Finding the URL of a redirected page

Posted: Sun Apr 16, 2006 10:38 am
by Longlands
I'm writing a program that will take a series of URLs and, one at a time, examine the source code of the target pages.

So far so good. It all works as expected, except for when one of the URLs is a redirect page. In those cases my script sees the source code of the page that is doing the redirecting, but not the source code of the final destination.

Can anyone suggest a way that I can get my php to 'see' the actual destination page, or at least report what its URL would be.

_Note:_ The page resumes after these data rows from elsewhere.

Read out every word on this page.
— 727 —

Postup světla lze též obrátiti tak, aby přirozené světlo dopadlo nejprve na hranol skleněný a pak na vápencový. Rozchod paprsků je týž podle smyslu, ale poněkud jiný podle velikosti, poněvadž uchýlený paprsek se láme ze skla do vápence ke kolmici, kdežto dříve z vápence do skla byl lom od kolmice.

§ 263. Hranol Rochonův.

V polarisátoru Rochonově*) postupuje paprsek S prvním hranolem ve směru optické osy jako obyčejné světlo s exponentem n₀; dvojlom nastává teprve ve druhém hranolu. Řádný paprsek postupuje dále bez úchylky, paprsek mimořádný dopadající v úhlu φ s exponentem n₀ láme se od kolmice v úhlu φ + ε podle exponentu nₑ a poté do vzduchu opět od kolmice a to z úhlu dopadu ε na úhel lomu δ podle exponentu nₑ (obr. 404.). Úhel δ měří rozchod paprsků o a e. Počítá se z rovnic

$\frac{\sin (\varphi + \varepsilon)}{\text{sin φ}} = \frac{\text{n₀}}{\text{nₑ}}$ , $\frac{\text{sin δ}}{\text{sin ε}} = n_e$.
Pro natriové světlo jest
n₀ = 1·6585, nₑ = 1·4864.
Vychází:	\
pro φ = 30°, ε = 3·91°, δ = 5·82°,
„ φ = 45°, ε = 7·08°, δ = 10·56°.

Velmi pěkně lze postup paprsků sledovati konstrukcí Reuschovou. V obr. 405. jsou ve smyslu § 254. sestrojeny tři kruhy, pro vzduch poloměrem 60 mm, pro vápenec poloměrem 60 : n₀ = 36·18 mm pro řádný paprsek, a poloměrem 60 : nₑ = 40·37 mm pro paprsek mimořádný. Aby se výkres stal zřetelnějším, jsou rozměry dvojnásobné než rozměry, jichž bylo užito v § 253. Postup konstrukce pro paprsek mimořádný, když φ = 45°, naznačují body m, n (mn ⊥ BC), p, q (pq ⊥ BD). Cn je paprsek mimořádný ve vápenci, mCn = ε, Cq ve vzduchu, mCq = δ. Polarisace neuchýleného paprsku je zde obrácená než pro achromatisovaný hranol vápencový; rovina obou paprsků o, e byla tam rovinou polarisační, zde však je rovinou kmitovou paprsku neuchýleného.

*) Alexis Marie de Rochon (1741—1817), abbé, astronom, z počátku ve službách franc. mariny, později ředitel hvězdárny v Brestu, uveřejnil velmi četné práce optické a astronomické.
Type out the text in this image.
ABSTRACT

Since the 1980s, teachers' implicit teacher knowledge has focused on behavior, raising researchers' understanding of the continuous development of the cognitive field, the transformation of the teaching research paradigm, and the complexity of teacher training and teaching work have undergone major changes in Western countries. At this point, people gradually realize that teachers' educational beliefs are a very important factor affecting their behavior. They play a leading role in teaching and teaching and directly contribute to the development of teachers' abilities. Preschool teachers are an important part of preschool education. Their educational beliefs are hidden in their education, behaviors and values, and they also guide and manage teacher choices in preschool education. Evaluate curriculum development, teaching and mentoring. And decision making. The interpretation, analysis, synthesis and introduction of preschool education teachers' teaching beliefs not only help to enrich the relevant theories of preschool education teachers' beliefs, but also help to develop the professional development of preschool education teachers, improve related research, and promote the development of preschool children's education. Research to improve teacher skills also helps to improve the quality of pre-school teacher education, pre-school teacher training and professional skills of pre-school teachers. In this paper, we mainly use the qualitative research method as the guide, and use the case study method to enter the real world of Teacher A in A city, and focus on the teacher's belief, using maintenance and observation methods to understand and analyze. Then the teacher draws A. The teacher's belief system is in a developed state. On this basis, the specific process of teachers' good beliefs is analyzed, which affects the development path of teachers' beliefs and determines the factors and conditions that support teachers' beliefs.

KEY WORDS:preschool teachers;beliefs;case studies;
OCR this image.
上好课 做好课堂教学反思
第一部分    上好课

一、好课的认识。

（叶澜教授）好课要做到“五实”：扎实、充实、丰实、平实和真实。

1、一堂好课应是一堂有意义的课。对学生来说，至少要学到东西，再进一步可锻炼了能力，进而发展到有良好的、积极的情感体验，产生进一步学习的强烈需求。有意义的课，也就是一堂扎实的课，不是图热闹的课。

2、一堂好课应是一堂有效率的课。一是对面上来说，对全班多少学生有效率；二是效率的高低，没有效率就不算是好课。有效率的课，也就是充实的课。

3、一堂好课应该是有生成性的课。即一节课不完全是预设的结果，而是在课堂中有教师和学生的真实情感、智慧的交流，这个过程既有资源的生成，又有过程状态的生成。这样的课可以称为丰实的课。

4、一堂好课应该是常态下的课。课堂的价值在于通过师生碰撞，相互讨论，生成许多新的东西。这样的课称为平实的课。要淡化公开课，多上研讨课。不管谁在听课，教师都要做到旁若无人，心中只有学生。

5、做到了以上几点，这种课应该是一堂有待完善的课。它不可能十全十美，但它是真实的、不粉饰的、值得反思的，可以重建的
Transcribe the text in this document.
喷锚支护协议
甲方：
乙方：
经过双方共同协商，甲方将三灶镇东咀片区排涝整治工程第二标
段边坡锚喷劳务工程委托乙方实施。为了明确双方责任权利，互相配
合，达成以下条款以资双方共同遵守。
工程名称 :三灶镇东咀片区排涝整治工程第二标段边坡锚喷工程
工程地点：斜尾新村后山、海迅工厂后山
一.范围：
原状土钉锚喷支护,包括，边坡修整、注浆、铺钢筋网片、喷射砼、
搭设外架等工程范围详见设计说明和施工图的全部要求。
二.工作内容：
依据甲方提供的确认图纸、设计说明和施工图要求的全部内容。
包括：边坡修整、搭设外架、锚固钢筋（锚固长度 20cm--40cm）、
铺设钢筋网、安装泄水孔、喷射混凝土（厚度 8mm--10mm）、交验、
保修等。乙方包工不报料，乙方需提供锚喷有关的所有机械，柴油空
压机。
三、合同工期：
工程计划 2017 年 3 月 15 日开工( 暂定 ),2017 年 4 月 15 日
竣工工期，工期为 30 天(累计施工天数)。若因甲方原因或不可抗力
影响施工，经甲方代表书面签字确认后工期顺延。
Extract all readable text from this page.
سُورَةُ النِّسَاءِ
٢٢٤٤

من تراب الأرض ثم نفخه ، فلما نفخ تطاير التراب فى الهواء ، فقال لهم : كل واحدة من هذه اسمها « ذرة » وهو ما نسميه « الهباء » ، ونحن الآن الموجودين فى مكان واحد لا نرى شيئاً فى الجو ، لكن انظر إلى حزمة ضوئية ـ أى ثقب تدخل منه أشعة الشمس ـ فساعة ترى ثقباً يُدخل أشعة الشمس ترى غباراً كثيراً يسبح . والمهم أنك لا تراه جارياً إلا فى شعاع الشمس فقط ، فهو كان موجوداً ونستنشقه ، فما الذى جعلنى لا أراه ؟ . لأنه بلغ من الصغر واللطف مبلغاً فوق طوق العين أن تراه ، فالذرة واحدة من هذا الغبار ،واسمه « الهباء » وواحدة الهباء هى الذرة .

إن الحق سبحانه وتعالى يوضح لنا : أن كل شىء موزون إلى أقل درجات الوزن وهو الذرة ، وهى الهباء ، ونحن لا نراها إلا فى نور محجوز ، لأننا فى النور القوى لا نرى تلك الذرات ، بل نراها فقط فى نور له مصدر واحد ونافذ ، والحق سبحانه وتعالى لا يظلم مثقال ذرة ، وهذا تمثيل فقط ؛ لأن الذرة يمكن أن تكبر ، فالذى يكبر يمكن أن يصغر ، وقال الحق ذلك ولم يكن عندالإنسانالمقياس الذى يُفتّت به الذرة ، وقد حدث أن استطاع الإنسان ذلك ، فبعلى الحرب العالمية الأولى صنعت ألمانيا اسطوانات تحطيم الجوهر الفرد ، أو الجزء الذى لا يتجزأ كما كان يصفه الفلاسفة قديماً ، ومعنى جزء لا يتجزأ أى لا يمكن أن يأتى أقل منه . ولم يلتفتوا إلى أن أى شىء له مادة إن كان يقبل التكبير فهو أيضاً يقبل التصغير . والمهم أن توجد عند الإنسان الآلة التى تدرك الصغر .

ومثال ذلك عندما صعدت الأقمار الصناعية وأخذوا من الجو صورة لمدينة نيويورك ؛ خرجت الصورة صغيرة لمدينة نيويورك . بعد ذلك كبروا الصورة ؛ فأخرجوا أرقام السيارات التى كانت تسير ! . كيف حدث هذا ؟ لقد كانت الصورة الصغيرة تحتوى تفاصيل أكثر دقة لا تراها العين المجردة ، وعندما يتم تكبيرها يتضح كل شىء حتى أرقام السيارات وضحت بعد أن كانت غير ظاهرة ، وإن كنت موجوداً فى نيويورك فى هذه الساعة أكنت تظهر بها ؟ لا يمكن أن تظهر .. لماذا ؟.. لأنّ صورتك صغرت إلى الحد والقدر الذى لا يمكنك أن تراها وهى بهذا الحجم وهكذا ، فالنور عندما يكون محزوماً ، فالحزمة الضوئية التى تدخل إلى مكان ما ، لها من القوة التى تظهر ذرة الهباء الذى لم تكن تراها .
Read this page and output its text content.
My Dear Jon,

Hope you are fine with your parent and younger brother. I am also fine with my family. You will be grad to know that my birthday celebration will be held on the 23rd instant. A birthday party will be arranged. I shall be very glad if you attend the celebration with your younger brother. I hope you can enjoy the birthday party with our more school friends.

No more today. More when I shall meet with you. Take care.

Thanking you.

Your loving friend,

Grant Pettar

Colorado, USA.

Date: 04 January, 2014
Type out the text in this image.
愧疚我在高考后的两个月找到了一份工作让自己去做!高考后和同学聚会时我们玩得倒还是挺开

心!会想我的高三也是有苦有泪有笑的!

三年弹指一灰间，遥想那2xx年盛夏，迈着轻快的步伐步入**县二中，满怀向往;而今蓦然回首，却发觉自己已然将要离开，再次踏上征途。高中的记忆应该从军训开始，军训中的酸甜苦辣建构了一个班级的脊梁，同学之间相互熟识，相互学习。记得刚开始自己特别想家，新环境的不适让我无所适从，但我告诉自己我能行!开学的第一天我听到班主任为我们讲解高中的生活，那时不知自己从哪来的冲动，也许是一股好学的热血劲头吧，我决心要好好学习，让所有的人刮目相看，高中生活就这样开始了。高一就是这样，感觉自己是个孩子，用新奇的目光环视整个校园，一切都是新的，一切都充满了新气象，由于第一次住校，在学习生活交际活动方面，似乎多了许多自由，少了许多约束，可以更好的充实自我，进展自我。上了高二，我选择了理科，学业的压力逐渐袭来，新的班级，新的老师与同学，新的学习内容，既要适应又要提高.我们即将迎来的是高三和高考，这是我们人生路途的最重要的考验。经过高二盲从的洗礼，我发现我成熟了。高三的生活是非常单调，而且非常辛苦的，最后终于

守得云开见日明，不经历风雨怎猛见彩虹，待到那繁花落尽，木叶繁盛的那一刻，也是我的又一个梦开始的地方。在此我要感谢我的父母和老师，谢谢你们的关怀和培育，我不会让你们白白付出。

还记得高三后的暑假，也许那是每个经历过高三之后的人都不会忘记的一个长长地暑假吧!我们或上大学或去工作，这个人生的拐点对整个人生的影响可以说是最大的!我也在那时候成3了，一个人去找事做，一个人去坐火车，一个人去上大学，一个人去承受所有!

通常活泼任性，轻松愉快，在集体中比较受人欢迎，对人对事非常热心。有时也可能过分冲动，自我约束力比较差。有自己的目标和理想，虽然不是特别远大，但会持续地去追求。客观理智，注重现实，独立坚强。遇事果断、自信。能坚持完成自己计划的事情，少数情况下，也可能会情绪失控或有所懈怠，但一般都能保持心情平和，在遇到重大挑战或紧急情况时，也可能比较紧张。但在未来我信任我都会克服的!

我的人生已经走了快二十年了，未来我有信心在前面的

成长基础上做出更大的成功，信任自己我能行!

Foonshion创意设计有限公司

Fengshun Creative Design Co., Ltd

As the 'real' page will render client side, I suspect that javascript may be the answer, but can't get my brain round a method to do what I need.

Thanks - I hope! :?

Martin

Posted: Sun Apr 16, 2006 10:42 am
by feyd
That would depend on how the redirection is done and how you are requesting the pages.

Posted: Sun Apr 16, 2006 10:51 am
by Longlands
My goodness, that was fast! Thanks!

The URLs that are causing me problems are Clickbank hoplinks. The are like http://affid.vendid.hop.clickbank.net/

With normal URLs I am just using file_get_contents(url) - which of course can't see the redirected destination.

I had thought about loading the redirected URLs into an iframe, but don't know how to then view the source HTML of an iframe!

Martin

Posted: Sun Apr 16, 2006 11:15 am
by feyd
file_get_contents() follows header redirections therefore I would have to assume the page creates a page based redirection. Depending on how they wrote it, it's not so simple to pull out the URL they are redirecting to. If the redirection is in a <meta> tag, it's quite simple. Javascript will be harder to parse.